Contrarian: What the Bulls Got Right
To be fair, the bulls on this (the board majority and a few retail holders) have a point: liquidating at a market bottom locks in the loss. If Bitcoin doubles by 2025, the shareholders who forced the sale will have sold at the worst possible time. The contrarian take here is that the structure itself is not the enemy—the execution was. A properly managed treasury company with active hedging, regular buybacks, or debt management can sustain a higher NAV multiple. MicroStrategy does this with convertible debt that funds more Bitcoin purchases. Satsuma did nothing. It sat on its BTC and hoped.
Silence is the loudest proof in the ledger. The absence of active management is an active choice. The company's Bitcoin holdings have not moved in 18 months. The addresses are static. That is not a treasury strategy; it is a hoard. And the market discounts hoarding because it adds no value beyond what the holder could do themselves.
The second bull argument: the 0.80x discount could be exploited by an activist investor buying the stock and then liquidating.
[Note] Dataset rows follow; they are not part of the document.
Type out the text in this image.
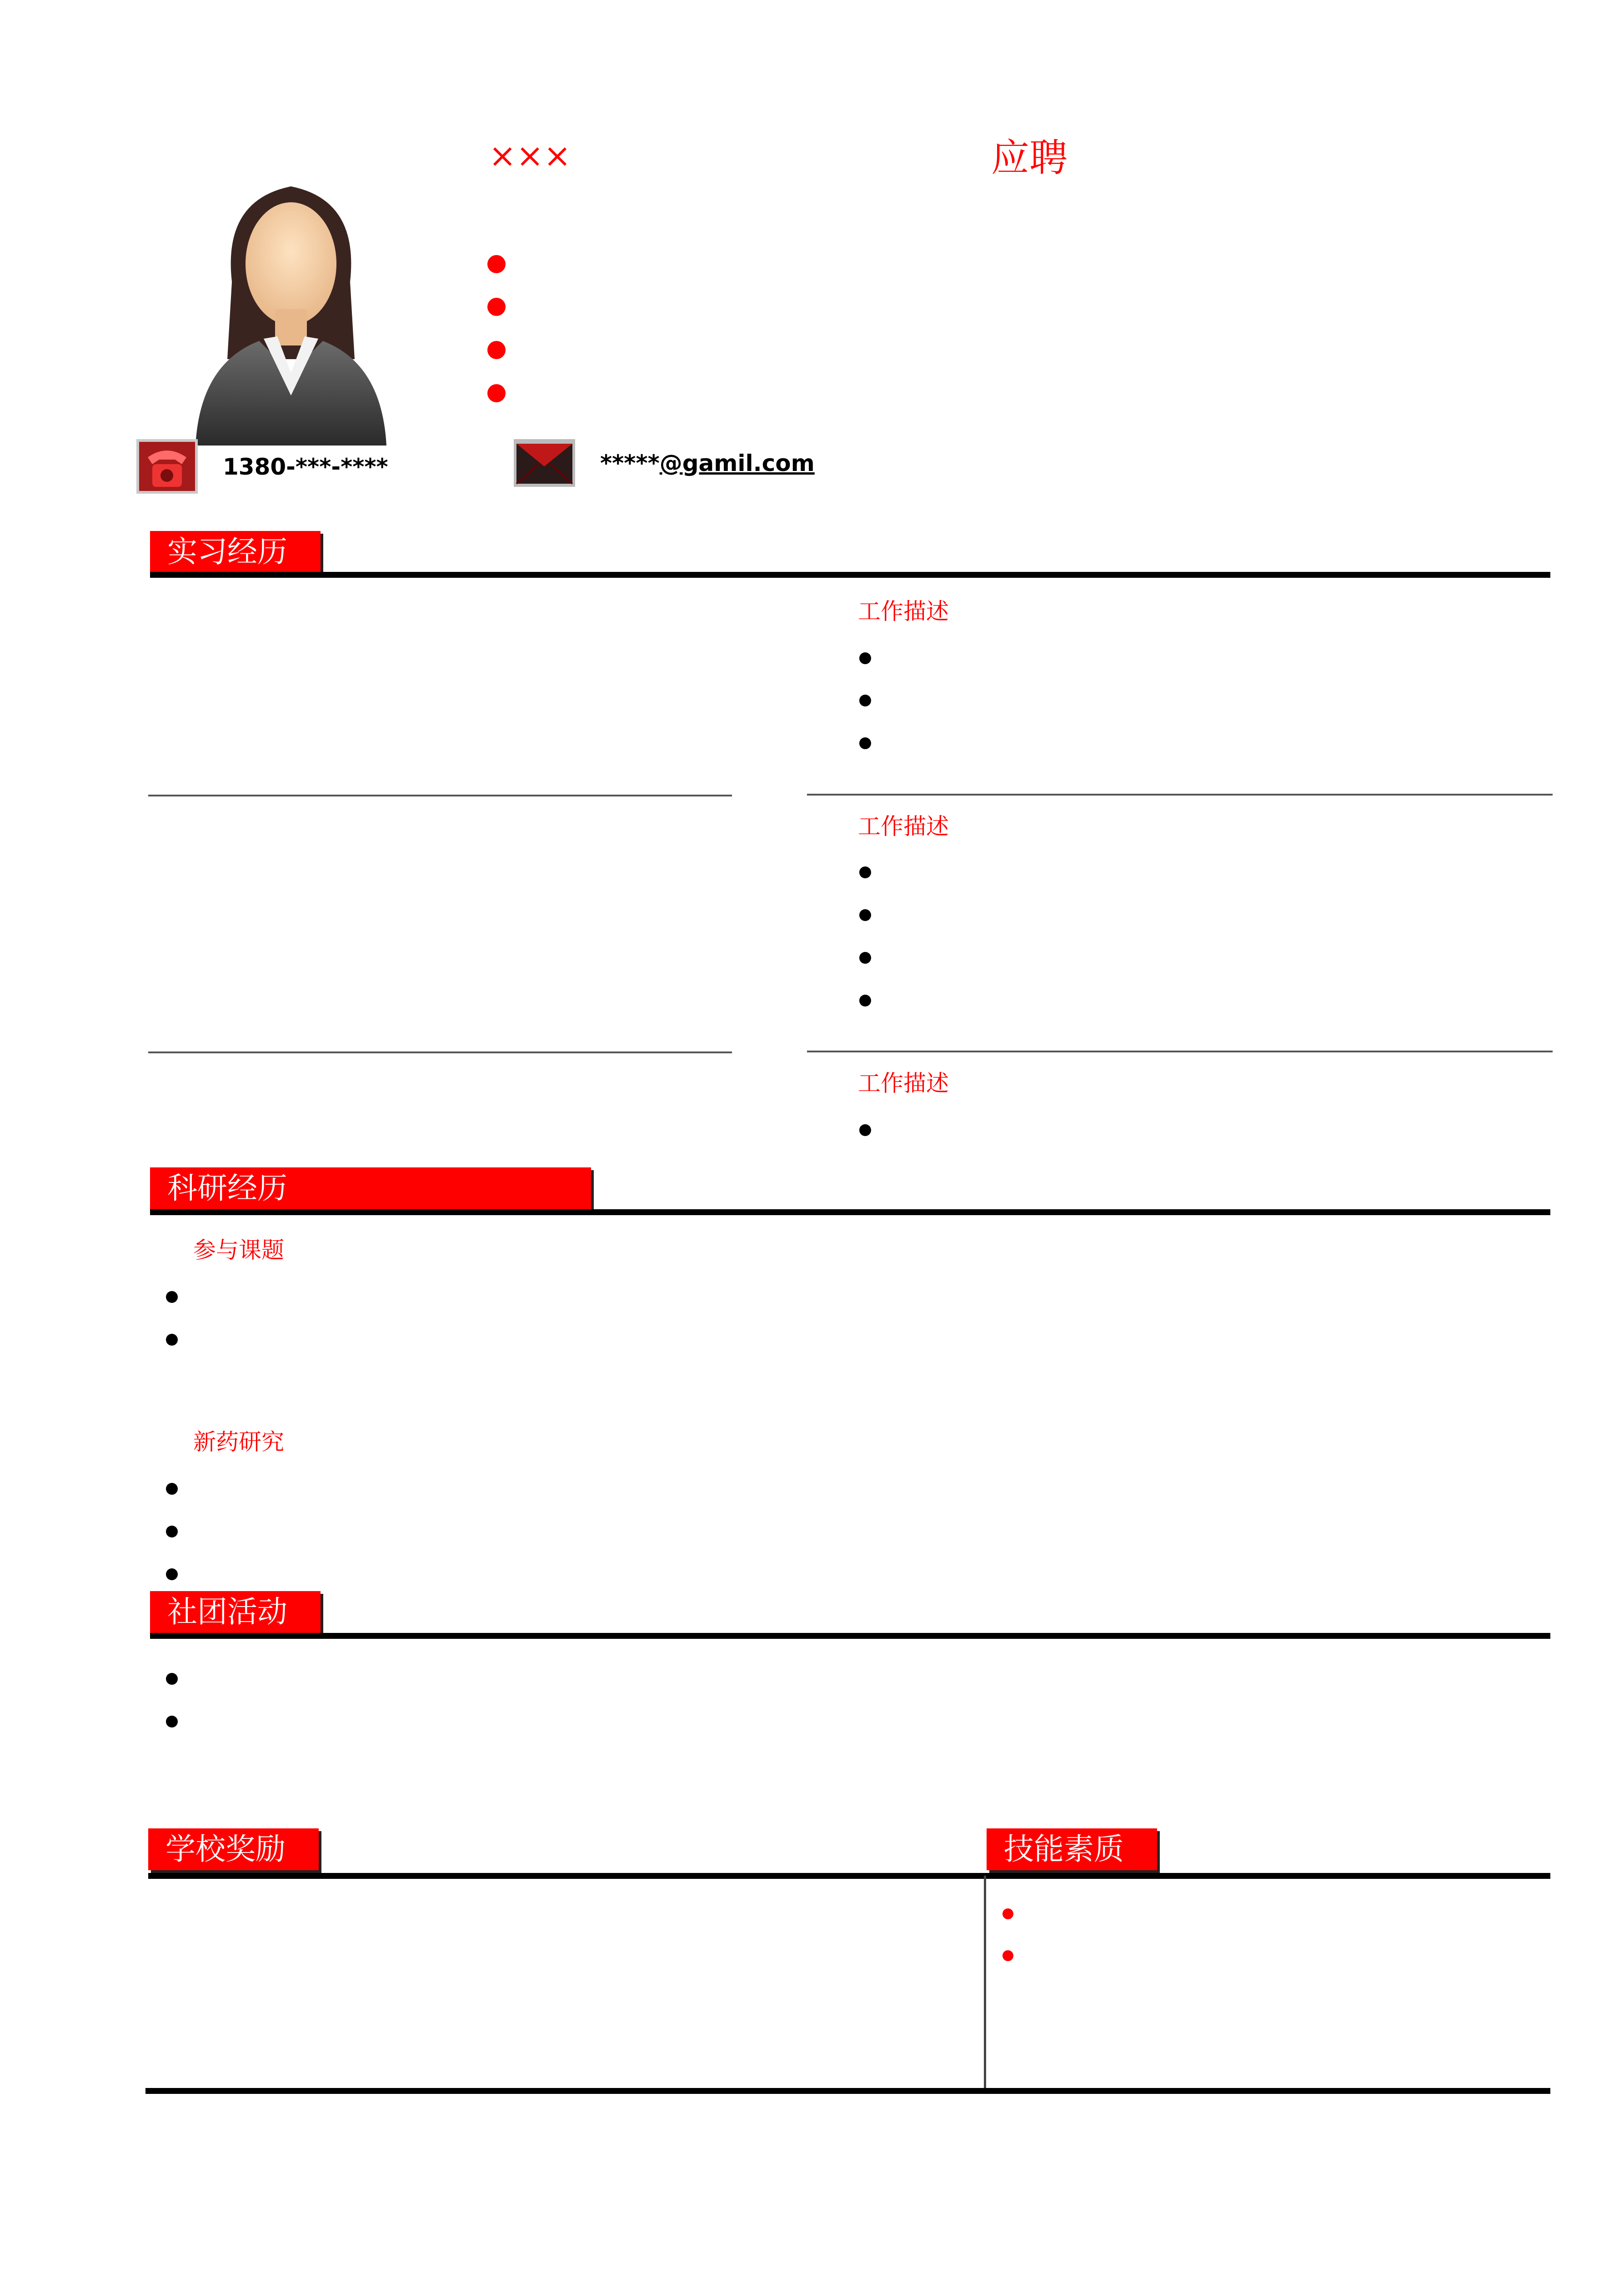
×××	应聘
1380-***-****	*****@gamil.com
实习经历
工作描述
工作描述
工作描述
科研经历
参与课题
新药研究
社团活动
学校奖励	技能素质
That is what is happening now. The arbitrage is open, but only for those with the capital to push a vote through. For the average retail holder, the discount is a trap—they cannot force liquidation, so they are stuck waiting for either Bitcoin to rise enough to close the gap or for a larger activist to step in.
Takeaway: The Verdict is Written in the Hash
This case is a live autopsy. The hash does not lie, only the narrative does. Satsuma's 668 BTC sit in a single address, waiting for a vote that will either trigger a sell-off or extend the agony. If the vote fails, the stock will languish, the discount may widen to 0.75x or worse, and the board will face shareholder lawsuits. If it passes, the precedent will ripple through other discount-laden treasury stocks. Metaplanet, CoinShares, even MicroStrategy may face similar pressure from their own activist shareholders.
The chain remembers what the mind tries to forget. The lesson is not that Bitcoin is bad. The lesson is that wrappers without utility die. The market has spoken: it values direct possession over proxy holding. Any structure that adds cost without adding function will eventually be liquidated, voted out, or replaced. That is the cold logic of on-chain forensic economics. And it is the only logic that matters.